If you go down to the woods today, you're sure of a big surprise. Well, perhaps not. Dr Grumble did go down to his local woods today and he wasn't too surprised to see For Sale notices up. They are not real For Sale notices. They are notices posted by concerned local groups worried about the sale of our woodlands.
Dr Grumble's local wood is part of a forest that has been there for at least 7000 years. Wood has been taken from it to meet the needs of shipbuilders and for buildings. The rape of the forest has at times left it without much timber but its importance was recognised by the king and hundreds of years ago it was replanted following which it flourished unmolested for a century or more. Sadly, the exigencies of the Napoleonic Wars resulted in the forest becoming denuded yet again.

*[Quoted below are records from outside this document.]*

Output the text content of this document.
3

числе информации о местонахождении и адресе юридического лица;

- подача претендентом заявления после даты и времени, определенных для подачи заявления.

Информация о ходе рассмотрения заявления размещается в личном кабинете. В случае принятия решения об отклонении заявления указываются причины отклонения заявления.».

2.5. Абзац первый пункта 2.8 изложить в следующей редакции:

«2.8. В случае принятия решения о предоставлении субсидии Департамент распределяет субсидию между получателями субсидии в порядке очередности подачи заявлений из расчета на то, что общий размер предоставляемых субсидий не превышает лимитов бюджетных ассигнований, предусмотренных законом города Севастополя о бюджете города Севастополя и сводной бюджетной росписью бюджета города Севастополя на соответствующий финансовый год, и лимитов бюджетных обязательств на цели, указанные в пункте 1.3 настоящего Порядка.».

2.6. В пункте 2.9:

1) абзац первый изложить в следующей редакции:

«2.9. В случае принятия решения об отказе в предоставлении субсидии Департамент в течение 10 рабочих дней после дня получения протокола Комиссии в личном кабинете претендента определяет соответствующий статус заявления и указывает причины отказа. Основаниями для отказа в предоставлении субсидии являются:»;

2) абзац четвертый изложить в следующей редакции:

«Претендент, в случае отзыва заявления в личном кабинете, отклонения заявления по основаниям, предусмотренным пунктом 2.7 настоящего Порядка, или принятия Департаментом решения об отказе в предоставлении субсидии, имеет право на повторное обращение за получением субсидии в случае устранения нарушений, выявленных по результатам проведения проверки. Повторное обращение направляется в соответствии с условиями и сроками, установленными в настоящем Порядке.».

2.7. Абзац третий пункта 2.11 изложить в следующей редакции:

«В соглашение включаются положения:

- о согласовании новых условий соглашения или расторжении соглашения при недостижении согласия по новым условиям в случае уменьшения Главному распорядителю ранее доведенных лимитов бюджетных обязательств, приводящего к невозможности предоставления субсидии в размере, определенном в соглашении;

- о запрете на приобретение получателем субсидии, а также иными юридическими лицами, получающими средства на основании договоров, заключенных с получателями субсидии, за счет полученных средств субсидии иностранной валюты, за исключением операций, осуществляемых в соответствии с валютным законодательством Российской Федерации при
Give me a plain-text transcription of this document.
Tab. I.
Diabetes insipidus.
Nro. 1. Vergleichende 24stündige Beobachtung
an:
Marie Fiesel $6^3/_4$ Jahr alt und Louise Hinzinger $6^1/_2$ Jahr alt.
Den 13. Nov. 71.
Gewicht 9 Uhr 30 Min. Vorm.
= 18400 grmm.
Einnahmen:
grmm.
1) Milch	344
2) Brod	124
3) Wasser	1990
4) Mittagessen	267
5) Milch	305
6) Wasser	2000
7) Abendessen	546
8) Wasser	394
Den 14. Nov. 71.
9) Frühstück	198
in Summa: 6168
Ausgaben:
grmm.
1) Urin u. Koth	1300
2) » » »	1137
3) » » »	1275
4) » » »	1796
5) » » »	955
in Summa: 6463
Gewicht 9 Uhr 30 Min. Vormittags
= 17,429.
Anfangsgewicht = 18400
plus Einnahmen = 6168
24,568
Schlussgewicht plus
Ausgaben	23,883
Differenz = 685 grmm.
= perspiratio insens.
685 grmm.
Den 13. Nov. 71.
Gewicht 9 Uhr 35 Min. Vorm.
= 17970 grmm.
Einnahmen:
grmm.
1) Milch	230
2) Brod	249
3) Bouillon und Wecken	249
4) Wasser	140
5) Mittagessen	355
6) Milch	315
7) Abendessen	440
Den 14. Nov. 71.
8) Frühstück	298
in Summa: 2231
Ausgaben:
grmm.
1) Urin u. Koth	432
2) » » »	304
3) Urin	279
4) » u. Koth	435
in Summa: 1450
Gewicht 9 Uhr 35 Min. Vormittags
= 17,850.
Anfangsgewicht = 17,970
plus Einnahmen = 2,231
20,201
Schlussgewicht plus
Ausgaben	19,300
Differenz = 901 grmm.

Much of the land that forms the Grumble wood was once common land. Locals could graze their livestock and harvest wood for much needed fuel. But, in 1812, land that had been for the use of commoners was enclosed under the Inclosures Act and along with this the red deer that had lived there for perhaps 11000 years were eradicated never to return. By this process rich people acquired the land and very poor people lost the use of what had once essentially belonged to them and been recognised as a common resource.
In the 1920s the Forestry Commission took over the Grumble woodlands. The reason for this would be very familiar with any doctor brought up with the Babcock Sentence:
One thing a nation must have to be rich and great is a large, secure supply of wood.Babcock, H. (1930) Arch. Psychol., N.Y. No. 117
It is a very odd thing that just as the Forestry Commission is restoring the Grumble woods to their former glory so that the common people can use them again, the ConDem government is hell-bent on taking the woods away from the common people and giving them to rich people so that they can become even richer. Isn't it strange how history repeats itself?